# psmouse.c lost sync, touchpad/trackpoint freezes

## norg

I have a Thinkpad Edge11 and i'm using kernel 2.6.38 and the ibm stuff like tp_smapi. Sometimes the cursor freezes for 1,2 sec and then moves on.

When i look at dmesg i get this:

 *Quote:*   

> 
> 
> Mar 30 22:51:06 edge11 kernel: [ 4402.951327] psmouse.c: TouchPad at isa0060/serio1/input0 lost sync at byte 4
> 
> Mar 30 22:51:06 edge11 kernel: [ 4402.952784] psmouse.c: TouchPad at isa0060/serio1/input0 lost sync at byte 1
> ...

 

There are a lot of hits at google, some bug reports from 2007, but it still seems to occur on some systems.

I tried all the hints, for example using "acpi_osi=linux i8042.nomux=1 i8042.dumbkbd=1" as kernel operations.

I also deactivated the touchpad, as i'm only using the trackpoint.
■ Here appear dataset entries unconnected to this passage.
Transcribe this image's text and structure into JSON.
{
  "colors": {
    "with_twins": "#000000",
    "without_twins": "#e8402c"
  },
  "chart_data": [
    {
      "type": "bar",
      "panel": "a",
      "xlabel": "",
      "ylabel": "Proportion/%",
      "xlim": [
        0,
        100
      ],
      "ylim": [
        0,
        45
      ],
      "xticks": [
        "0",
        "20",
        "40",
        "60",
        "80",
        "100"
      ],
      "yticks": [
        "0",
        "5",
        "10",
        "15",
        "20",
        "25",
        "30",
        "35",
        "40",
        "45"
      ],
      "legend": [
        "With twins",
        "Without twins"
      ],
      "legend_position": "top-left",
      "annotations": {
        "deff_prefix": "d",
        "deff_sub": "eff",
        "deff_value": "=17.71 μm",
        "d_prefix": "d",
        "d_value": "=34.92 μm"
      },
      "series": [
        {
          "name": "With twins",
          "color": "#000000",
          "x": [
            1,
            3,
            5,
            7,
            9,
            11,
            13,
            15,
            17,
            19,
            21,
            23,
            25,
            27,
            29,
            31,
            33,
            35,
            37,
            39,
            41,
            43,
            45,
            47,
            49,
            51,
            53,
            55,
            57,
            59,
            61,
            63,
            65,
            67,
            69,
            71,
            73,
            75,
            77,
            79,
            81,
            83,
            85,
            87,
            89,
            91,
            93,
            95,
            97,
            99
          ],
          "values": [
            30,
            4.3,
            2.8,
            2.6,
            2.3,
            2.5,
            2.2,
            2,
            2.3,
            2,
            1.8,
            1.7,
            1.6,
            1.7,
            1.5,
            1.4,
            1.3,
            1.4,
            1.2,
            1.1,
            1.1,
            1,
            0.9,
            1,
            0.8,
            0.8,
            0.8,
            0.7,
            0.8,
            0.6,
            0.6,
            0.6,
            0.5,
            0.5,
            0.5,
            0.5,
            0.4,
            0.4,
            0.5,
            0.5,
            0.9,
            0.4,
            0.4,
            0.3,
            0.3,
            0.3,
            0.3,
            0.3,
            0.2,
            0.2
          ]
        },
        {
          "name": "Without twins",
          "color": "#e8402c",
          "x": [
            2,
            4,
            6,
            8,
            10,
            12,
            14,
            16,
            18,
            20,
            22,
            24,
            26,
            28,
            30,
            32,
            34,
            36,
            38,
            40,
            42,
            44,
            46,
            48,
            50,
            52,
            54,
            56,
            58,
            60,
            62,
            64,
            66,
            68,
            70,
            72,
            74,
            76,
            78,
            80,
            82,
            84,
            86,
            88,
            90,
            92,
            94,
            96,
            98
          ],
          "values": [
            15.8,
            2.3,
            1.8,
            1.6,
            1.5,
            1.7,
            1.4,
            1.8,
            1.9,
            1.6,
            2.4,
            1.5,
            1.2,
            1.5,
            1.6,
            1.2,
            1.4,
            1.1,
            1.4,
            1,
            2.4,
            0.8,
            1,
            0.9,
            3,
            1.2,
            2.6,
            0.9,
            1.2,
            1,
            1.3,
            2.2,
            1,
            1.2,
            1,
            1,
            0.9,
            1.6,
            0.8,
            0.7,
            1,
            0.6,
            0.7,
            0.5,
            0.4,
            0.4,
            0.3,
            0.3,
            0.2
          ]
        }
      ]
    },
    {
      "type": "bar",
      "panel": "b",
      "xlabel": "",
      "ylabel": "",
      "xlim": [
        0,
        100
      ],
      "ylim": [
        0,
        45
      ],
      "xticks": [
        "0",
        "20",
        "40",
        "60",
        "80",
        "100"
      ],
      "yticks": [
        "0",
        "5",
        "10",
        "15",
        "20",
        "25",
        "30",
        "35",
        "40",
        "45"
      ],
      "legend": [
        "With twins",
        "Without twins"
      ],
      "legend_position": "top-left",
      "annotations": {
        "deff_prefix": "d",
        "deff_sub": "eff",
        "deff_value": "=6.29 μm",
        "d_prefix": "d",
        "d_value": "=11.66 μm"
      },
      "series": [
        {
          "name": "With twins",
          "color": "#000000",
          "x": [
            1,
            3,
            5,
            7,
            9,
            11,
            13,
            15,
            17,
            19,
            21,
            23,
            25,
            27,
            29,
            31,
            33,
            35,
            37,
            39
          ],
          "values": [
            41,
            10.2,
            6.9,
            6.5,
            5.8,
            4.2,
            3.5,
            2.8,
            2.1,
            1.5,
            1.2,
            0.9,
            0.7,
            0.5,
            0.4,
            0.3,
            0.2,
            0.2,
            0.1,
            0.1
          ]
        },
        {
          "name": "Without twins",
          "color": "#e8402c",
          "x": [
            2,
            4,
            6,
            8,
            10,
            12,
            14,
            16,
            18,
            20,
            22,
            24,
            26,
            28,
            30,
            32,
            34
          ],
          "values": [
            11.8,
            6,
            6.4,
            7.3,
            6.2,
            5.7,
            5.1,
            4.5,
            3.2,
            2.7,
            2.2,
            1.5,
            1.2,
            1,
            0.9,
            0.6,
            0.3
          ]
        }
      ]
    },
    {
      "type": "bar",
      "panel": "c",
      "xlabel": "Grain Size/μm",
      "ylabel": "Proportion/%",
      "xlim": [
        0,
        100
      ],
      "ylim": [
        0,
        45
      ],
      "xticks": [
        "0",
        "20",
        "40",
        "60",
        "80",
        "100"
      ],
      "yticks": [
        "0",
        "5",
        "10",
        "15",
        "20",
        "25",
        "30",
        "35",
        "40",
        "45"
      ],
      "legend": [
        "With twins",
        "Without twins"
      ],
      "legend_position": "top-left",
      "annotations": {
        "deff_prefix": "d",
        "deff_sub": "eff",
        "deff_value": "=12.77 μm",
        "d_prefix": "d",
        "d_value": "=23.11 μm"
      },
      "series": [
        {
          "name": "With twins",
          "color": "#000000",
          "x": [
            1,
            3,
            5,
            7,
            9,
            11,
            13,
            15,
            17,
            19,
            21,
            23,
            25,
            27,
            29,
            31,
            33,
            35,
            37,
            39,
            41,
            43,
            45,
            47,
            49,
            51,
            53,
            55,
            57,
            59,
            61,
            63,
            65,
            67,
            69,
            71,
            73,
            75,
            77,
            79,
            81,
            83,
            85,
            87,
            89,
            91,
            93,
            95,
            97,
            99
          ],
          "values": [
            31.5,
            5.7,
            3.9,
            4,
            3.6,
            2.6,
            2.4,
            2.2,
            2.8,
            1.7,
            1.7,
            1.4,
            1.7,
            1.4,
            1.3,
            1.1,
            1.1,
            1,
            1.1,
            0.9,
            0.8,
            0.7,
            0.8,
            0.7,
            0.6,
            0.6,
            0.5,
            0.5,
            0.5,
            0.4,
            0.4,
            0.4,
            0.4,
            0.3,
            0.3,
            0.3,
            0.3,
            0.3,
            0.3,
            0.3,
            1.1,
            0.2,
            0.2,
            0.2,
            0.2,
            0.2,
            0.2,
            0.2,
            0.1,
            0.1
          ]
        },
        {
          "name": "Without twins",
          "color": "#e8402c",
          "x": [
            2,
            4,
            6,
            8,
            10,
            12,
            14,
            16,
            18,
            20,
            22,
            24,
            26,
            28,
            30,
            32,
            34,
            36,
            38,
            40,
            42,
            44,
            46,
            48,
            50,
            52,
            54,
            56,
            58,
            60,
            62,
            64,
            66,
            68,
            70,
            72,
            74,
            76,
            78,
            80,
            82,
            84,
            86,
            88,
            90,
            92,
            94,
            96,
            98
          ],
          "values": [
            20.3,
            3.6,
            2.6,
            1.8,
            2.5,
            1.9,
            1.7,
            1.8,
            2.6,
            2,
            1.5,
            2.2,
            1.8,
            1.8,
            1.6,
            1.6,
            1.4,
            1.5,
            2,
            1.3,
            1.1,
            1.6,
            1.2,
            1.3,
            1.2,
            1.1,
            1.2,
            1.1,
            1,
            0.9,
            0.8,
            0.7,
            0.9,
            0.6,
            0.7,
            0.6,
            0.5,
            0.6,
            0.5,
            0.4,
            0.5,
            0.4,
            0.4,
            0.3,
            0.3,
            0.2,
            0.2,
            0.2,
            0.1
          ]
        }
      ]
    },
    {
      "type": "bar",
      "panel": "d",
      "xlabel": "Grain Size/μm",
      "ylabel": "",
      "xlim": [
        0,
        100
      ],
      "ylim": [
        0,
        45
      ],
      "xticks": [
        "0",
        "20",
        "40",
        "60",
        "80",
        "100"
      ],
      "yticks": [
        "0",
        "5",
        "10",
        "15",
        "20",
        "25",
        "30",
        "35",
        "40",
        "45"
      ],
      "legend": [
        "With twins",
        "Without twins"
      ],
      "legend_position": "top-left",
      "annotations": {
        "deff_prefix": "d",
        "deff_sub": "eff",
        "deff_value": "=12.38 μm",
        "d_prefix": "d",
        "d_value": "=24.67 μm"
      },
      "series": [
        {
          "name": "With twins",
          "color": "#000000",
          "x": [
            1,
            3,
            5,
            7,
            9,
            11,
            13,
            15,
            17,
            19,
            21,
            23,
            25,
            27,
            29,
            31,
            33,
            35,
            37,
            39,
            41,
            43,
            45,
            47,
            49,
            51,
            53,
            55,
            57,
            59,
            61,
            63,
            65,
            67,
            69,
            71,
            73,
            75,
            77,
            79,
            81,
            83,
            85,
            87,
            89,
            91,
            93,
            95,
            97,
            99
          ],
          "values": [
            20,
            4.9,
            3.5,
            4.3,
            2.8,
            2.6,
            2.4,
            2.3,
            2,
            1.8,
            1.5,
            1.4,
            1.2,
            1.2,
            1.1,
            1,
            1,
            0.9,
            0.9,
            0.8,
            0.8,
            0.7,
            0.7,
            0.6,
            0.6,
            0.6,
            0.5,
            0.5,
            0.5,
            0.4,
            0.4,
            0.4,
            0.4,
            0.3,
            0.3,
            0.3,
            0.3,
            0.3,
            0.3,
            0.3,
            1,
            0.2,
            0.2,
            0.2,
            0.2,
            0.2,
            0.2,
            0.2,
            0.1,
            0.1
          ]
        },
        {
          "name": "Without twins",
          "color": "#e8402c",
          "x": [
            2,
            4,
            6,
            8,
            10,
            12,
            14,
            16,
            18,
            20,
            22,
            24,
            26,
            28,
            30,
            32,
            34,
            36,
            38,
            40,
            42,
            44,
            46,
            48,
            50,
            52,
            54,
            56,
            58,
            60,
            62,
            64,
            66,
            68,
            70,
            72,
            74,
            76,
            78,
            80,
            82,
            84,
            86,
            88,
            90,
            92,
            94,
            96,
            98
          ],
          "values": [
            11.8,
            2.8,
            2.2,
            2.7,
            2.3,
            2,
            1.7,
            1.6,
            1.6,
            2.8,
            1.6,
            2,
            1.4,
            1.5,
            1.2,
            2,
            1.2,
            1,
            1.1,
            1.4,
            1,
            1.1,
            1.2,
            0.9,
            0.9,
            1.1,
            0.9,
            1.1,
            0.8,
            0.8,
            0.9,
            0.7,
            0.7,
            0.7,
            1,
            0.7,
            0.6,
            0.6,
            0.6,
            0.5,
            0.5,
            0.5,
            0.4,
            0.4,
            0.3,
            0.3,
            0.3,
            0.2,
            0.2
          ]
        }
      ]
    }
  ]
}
I'm using xinput for this.

This is the relevant part in my xorg.conf:

 *Quote:*   

> 
> 
> Section "InputDevice"
> 
>         Identifier  "Mouse0"
> ...

 

I appreciate any help

----------

## greiz

I've been having a similar issue on a Thinkpad Edge running Linux Mint 10.

I guess it's a bug in the driver / kernel, no idea how to fix it.

----------